For $x≠0$, all we need is to show
$(f_n(x) + ({n-1 \over 2})x-1) > 0$
Let $R=1+x>0$
$\displaystyle f_n(x) = \frac{n\;(R-1)}{R^n-1} \stackrel{?}{>}\; \left(1 - \left(\frac{n-1}{2}\right)\;(R-1)\right)$
Or, $\displaystyle \; n \stackrel{?}{>}
\left( \frac{R^n-1}{R-1} \right)
\left(1 - \left(\frac{n-1}{2}\right)\;(R-1)\right)$
We want to locate RHS extremum.
$\displaystyle \frac{d(RHS)}{dR} =
\frac{1 - ({n^2+n \over 2})\;R^{n-1} + (n^2\!-\!1)\;R^n - ({n^2-n \over 2})\;R^{n+1}} { (R-1)^2}$
From numerator, with $n>1$, we have 3 sign changes, thus 1 or 3 roots.
However, RHS is a polynomial; so does all its derivatives.
Numerator must have 3 roots, with 2 roots cancelled by denominator.
⇒ RHS has only 1 extremum, at the $x=0$ tangent.
All is require is to check curve above, or below tangent line.
For $x → ∞$:
Decay function $f_n(∞) = 0$
Tagent line: $1-\left({n-1 \over 2}\right)(∞) = -∞$
Thus, decay function above tangent line.
For $x≠0:\;(f_n(x) + ({n-1 \over 2})x - 1) > 0\qquad$QED
We can also move everything to one side, and expand polynomial.

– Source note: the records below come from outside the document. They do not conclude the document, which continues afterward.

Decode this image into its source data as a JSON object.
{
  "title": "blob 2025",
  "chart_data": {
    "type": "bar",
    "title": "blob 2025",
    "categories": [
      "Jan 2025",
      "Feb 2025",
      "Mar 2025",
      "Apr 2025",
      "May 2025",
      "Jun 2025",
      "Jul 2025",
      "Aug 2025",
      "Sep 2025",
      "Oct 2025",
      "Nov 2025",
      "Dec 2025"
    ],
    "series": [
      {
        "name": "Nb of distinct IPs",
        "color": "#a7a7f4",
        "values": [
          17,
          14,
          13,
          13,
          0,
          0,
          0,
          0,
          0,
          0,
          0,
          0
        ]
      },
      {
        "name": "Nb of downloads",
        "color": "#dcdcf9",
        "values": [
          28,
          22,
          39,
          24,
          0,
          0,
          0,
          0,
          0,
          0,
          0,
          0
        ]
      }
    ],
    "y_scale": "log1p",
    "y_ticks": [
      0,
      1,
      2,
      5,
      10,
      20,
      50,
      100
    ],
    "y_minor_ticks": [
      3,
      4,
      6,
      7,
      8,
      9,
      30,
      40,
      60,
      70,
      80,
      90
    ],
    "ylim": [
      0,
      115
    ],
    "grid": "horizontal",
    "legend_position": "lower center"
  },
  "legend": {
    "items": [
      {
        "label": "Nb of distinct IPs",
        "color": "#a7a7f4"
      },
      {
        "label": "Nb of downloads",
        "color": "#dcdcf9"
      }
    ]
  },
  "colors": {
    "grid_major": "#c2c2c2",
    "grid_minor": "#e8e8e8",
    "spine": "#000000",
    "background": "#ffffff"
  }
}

$\begin{align}\displaystyle g_n(R) &=
\left( \frac{R^n-1}{R-1} \right)
\left(1 - \left(\frac{n-1}{2}\right)\;(R-1)\right) - n \\
&= -\left(\frac{n-1}{2}\right)\;R^n + R^{n-1} + R^{n-2} \;+\;...\;+\;R - \left(\frac{n-1}{2}\right)
\end{align}$
$g(1) = -\left(\frac{n-1}{2}\right) + (n-1) -\left(\frac{n-1}{2}\right)= 0$
$g'(1) = -n\left(\frac{n-1}{2}\right) + (n-1)+(n-2)\;+\;...\;+\;1= 0$
$g_n(R)$ have 2 sign changes, 2 repeated roots at R=1
⇒ Only 1 extremum, at the $\;x=0\;$ tangent line.